From d303b1850dfd142871ee9cb819f0edff33334d6a Mon Sep 17 00:00:00 2001
From: Russel Arbore <rarbore2@illinois.edu>
Date: Mon, 3 Mar 2025 13:35:02 -0600
Subject: [PATCH] fix syncthreads hack

---
 hercules_cg/src/gpu.rs | 11 ++++++-----
 1 file changed, 6 insertions(+), 5 deletions(-)

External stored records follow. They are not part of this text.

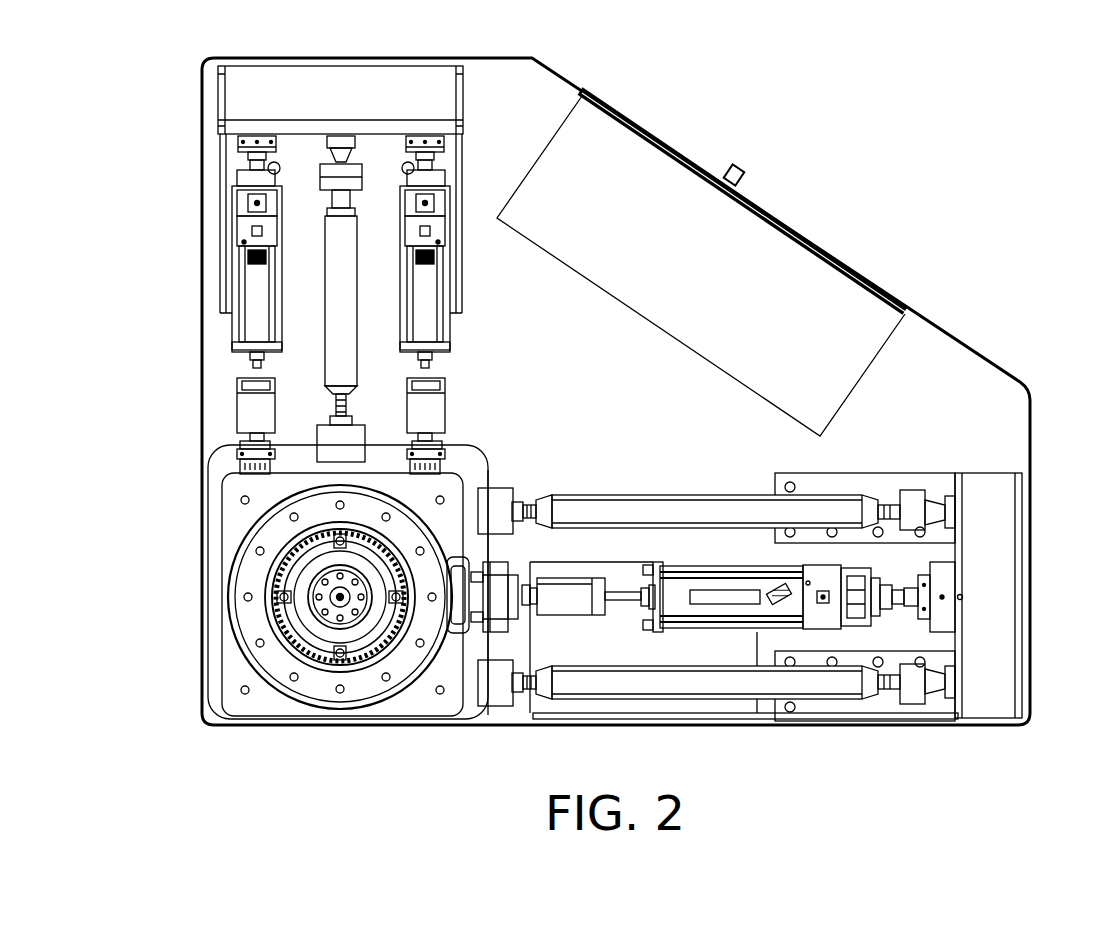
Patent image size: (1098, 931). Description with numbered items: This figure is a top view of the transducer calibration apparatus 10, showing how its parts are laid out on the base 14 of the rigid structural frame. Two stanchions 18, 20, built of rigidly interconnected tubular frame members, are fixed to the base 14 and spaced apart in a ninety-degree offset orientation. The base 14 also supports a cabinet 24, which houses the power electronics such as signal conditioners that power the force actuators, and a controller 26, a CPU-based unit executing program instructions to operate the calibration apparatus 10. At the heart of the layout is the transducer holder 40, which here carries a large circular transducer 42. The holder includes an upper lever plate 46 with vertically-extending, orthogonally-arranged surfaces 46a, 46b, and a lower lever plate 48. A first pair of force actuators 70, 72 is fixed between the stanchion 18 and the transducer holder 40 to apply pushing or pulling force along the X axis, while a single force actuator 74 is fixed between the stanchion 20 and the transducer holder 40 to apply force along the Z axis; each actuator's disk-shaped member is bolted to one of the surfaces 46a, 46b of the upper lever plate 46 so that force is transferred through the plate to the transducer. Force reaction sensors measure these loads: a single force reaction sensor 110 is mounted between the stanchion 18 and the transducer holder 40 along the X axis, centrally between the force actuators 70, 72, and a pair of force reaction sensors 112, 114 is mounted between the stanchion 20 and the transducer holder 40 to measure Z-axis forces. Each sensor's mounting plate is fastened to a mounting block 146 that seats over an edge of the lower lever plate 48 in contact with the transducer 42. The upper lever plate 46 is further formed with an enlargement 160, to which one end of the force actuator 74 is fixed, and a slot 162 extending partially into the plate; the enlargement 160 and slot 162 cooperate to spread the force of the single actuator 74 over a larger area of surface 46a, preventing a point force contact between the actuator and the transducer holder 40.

The transducer calibration apparatus 10 is at (985, 182).
The base 14 is at (210, 370).
The stanchion 18 is at (232, 82).
The stanchion 20 is at (1006, 612).
The cabinet 24 is at (810, 293).
The controller 26 is at (734, 703).
The transducer holder 40 is at (262, 597).
The transducer 42 is at (335, 655).
The upper lever plate 46 is at (222, 503).
The surface 46a is at (472, 540).
The surface 46b is at (310, 472).
The lower lever plate 48 is at (212, 638).
The force actuator 70 is at (245, 211).
The force actuator 72 is at (414, 300).
The force actuator 74 is at (862, 590).
The force reaction sensor 110 is at (337, 258).
The force reaction sensor 112 is at (862, 507).
The force reaction sensor 114 is at (861, 685).
The mounting block 146 is at (343, 440).
The enlargement 160 is at (477, 595).
The slot 162 is at (446, 635).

diff --git a/hercules_cg/src/gpu.rs b/hercules_cg/src/gpu.rs
index 3a00e547..1e6067a3 100644
--- a/hercules_cg/src/gpu.rs
+++ b/hercules_cg/src/gpu.rs
@@ -562,8 +562,9 @@ namespace cg = cooperative_groups;
      * and writes.
      */
     fn codegen_helpers(&self, w: &mut String) -> Result<(), Error> {
+        write!(w, "\t__shared__ cg::experimental::block_tile_memory<1024> block_sync_shared;\n")?;
         write!(w, "\tcg::grid_group grid = cg::this_grid();\n")?;
-        write!(w, "\tcg::thread_block block = cg::this_thread_block();\n")?;
+        write!(w, "\tcg::thread_block block = cg::experimental::this_thread_block(block_sync_shared);\n")?;
         Ok(())
     }
 
@@ -1322,8 +1323,8 @@ namespace cg = cooperative_groups;
                     )?;
                     write!(w, "{}\t*({} + i) = 0;\n", tabs, define_variable)?;
                     write!(w, "{}}}\n", tabs)?;
-                    //write!(w, "{}{}.sync();\n", tabs, cg_tile)?;
-                    write!(w, "__syncthreads\n")?;
+                    write!(w, "{}{}.sync();\n", tabs, cg_tile)?;
+                    //write!(w, "__syncthreads\n")?;
                 }
             }
             // Dynamic constants emitted at top
@@ -1783,8 +1784,8 @@ namespace cg = cooperative_groups;
                     }
                     let fork = self.join_fork_map.get(&id).unwrap();
                     let cg_tile_available = self.get_cg_tile(*fork, CGType::Available);
-                    //write!(w_term, "\t{}.sync();\n", cg_tile_available)?;
-                    write!(w_term, "\t__syncthreads;\n")?;
+                    write!(w_term, "\t{}.sync();\n", cg_tile_available)?;
+                    //write!(w_term, "\t__syncthreads;\n")?;
                 }
                 // If the Fork was parallelized, each thread or UsedPerId tile of
                 // threads only runs one ThreadID, so we can jump straight to the
-- 
GitLab